ParserElement.setDefaultWhitespaceChars('\r\n\t ')
source = "Library\tSSHClient    with name\tnode"
EACH_LINE = Optional(Word(" ")).leaveWhitespace().suppress() + \
            CaselessKeyword("library").suppress() + \
            OneOrMore((Word(alphas)) + White(max=1).setResultName('myValue')) +\
            SkipTo(LineEnd())

res = EACH_LINE.parseString(source)
print res.myValue

问题：

1）我已经设置了WhiteSpaces，如果我想要完全匹配2个或更多Whitespaces或一个或多个Tab，我认为代码需要：白色（ws =''，min = 2）|白色（ws ='\ t'，min = 1）但这会失败，所以我无法指定空白值？

2）有没有办法获得匹配的结果索引？我尝试了setParseAction，但似乎我无法通过此回调获取索引。我需要开始和结束索引来突出显示单词。

3）LineStart和LineEnd是什么意思？我打印这些值，似乎它们只是正常的字符串，我是否必须在一行前面写一些内容，如： LineStart（）+ balabala ... + LineEnd（）？

但是，谢谢，我无法将'\ t'替换为''

from pyparsing import *

source = "Library\tsshclient\t\t\twith name    s1"

value = Combine(OneOrMore(Word(printables) | White(' ', max=1) + ~White()))  #here it seems the whitespace has already been set to ' ', why the result still match '\t'?

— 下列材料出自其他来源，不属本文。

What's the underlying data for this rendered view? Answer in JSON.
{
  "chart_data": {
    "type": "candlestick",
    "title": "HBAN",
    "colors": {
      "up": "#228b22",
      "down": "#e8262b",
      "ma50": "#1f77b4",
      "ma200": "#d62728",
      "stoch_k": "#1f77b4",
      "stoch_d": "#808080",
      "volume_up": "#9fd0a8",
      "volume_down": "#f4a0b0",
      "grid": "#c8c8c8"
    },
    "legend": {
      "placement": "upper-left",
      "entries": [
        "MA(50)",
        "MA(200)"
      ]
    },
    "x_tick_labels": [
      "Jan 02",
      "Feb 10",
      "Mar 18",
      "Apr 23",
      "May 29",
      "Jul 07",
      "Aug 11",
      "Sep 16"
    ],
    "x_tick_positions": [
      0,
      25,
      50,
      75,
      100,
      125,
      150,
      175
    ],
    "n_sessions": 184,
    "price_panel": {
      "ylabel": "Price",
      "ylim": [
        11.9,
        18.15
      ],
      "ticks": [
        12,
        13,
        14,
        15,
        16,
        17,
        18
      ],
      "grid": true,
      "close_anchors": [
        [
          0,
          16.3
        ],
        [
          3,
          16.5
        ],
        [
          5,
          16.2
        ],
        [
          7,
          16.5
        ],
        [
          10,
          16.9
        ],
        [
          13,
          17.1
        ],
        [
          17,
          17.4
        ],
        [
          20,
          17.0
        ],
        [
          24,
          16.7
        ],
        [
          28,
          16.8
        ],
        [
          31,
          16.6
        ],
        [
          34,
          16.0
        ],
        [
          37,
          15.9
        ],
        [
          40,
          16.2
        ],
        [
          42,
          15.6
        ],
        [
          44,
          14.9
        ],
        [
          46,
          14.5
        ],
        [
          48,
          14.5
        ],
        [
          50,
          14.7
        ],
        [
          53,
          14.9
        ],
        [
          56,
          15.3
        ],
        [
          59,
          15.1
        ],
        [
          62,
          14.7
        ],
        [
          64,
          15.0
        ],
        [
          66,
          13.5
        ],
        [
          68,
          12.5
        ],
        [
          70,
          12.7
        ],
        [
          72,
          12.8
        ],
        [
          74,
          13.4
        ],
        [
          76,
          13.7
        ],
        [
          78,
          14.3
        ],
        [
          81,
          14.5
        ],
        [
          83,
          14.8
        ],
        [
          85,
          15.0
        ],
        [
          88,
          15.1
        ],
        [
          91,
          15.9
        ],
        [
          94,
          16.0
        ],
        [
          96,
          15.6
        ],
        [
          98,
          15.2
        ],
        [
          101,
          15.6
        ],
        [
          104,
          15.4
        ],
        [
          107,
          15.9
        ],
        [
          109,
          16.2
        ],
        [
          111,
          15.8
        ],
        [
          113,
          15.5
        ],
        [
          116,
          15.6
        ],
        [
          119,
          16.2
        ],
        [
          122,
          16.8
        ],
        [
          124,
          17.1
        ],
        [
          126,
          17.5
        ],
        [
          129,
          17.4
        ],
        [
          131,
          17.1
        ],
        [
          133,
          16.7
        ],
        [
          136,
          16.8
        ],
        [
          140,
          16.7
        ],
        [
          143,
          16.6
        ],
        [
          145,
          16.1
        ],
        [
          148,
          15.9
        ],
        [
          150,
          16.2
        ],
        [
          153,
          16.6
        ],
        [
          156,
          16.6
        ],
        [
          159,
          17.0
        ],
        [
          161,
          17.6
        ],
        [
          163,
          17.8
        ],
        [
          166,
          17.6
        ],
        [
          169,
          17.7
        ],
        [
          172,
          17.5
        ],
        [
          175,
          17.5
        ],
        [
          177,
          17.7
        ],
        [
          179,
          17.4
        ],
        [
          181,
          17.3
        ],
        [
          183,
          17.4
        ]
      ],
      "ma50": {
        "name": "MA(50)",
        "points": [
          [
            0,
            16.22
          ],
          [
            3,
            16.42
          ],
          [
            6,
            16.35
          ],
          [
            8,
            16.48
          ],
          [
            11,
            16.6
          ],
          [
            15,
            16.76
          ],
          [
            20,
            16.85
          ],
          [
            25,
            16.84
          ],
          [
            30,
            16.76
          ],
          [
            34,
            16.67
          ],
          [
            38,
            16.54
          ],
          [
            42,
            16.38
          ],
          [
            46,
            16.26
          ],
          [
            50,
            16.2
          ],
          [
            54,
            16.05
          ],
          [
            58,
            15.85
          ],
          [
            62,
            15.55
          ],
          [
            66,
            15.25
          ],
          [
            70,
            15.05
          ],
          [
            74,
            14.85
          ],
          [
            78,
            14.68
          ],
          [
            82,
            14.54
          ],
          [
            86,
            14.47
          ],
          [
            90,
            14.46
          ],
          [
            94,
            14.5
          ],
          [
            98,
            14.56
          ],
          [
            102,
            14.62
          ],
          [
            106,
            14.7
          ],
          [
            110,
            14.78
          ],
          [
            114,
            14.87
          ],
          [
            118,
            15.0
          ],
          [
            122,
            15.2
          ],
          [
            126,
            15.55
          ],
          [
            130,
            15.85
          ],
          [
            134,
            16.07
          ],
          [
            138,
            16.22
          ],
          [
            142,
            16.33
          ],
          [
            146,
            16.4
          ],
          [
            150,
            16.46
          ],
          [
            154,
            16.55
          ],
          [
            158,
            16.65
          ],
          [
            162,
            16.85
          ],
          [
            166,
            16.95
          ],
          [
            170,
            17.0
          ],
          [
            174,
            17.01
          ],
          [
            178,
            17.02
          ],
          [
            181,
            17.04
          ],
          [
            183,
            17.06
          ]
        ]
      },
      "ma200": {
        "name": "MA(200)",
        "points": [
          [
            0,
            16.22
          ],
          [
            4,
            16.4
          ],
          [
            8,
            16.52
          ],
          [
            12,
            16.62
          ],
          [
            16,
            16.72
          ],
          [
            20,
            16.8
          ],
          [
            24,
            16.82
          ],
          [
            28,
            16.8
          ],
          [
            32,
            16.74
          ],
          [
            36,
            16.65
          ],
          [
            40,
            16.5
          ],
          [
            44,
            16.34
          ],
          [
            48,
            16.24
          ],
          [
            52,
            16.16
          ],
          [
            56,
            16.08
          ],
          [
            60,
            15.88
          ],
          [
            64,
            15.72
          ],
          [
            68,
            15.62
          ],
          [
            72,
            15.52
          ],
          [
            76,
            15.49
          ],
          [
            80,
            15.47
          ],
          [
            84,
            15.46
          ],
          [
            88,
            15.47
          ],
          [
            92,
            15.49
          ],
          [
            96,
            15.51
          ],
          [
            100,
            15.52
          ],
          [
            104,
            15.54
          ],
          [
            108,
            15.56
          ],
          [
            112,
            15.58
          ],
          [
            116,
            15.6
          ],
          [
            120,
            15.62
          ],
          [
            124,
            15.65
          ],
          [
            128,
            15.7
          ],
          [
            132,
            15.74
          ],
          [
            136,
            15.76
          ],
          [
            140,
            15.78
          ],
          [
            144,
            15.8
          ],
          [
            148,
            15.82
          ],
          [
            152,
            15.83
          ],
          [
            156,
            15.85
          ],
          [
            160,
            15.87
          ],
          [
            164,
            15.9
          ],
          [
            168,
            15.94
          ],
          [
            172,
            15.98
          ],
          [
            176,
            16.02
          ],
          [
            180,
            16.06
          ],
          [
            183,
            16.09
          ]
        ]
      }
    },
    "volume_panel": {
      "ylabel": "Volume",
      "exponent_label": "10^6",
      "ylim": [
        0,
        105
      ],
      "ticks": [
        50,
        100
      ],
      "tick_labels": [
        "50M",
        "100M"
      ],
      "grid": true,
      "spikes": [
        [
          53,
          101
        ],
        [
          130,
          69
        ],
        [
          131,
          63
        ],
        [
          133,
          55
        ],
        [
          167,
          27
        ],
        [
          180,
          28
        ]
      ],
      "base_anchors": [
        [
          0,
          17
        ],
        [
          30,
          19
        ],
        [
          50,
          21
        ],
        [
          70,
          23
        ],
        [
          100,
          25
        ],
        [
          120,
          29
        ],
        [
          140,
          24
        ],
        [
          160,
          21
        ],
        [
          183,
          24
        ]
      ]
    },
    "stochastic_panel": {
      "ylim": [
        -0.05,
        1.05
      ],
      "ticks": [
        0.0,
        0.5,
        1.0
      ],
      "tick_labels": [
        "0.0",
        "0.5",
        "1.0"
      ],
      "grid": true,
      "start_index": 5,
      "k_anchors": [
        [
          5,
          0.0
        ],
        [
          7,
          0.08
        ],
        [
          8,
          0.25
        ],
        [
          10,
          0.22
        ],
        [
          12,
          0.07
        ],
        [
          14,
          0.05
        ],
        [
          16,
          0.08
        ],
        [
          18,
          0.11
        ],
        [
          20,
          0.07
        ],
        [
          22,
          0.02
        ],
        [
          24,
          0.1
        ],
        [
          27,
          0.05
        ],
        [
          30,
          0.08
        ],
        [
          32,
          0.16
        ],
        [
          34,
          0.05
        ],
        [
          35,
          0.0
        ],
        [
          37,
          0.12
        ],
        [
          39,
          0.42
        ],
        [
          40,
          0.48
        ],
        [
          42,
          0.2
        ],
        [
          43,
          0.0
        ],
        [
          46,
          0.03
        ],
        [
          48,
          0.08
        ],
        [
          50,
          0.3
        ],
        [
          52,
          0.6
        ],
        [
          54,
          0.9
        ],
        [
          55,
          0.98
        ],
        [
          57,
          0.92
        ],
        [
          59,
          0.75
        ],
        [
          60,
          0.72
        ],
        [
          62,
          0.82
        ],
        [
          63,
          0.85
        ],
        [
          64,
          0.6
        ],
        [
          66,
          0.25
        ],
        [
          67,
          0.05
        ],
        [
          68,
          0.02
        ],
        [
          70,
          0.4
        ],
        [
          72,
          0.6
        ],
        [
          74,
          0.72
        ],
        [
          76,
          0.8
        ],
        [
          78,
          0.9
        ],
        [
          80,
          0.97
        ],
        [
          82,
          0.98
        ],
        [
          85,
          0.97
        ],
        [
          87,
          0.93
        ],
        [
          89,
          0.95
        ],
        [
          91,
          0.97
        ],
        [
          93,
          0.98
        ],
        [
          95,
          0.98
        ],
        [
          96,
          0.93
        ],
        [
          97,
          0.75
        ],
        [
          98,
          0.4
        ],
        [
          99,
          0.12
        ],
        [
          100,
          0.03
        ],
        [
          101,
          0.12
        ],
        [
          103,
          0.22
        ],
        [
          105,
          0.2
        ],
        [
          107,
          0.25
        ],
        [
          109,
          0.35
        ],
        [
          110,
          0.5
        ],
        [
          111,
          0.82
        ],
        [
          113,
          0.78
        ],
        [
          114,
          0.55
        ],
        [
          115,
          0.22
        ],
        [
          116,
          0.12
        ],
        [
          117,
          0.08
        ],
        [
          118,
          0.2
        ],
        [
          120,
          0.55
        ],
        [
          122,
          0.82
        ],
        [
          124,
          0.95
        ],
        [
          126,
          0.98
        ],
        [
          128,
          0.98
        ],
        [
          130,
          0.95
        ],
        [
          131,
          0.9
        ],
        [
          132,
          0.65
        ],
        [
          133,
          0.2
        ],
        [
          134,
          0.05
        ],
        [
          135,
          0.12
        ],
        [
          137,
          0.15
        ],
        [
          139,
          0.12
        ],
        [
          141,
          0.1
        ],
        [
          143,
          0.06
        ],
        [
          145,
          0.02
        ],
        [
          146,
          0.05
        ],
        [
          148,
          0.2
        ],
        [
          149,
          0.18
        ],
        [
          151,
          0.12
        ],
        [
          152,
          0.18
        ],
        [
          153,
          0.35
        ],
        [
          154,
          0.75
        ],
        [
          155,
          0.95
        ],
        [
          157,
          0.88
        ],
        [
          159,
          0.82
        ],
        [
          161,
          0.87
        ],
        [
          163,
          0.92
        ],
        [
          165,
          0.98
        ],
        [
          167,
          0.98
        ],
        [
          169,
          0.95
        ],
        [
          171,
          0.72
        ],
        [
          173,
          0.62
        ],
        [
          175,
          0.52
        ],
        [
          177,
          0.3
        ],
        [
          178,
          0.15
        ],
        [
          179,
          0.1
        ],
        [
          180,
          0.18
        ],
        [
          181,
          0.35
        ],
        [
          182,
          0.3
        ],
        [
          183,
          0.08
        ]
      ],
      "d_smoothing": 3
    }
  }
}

linedefn = OneOrMore(value)

res = linedefn.parseString(source)

print res

我得到了

['Library sshclient', 'with name', 's1']

但我期待 ['Library'，'sshclient'，'with name'，'s1']

Answer 1

当空白进入解析的标记时，我总是退缩，但是你的约束只允许单个空格，这应该是可行的。我使用以下表达式来定义可能嵌入单个空格的值：

# each value consists of printable words separated by at most a 
# single space (a space that is not followed by another space)
value = Combine(OneOrMore(Word(printables) | White(' ',max=1) + ~White()))

完成此操作后，一行只是这些值中的一个或多个：

linedefn = OneOrMore(value)

按照您的示例，包括调用str.replace以使用空格对替换制表符，代码如下所示：

data = "Library\tSSHClient    with name\tnode"

# replace tabs with 2 spaces
data = data.replace('\t', '  ')

print linedefn.parseString(data)

，并提供：

['Library', 'SSHClient', 'with name', 'node']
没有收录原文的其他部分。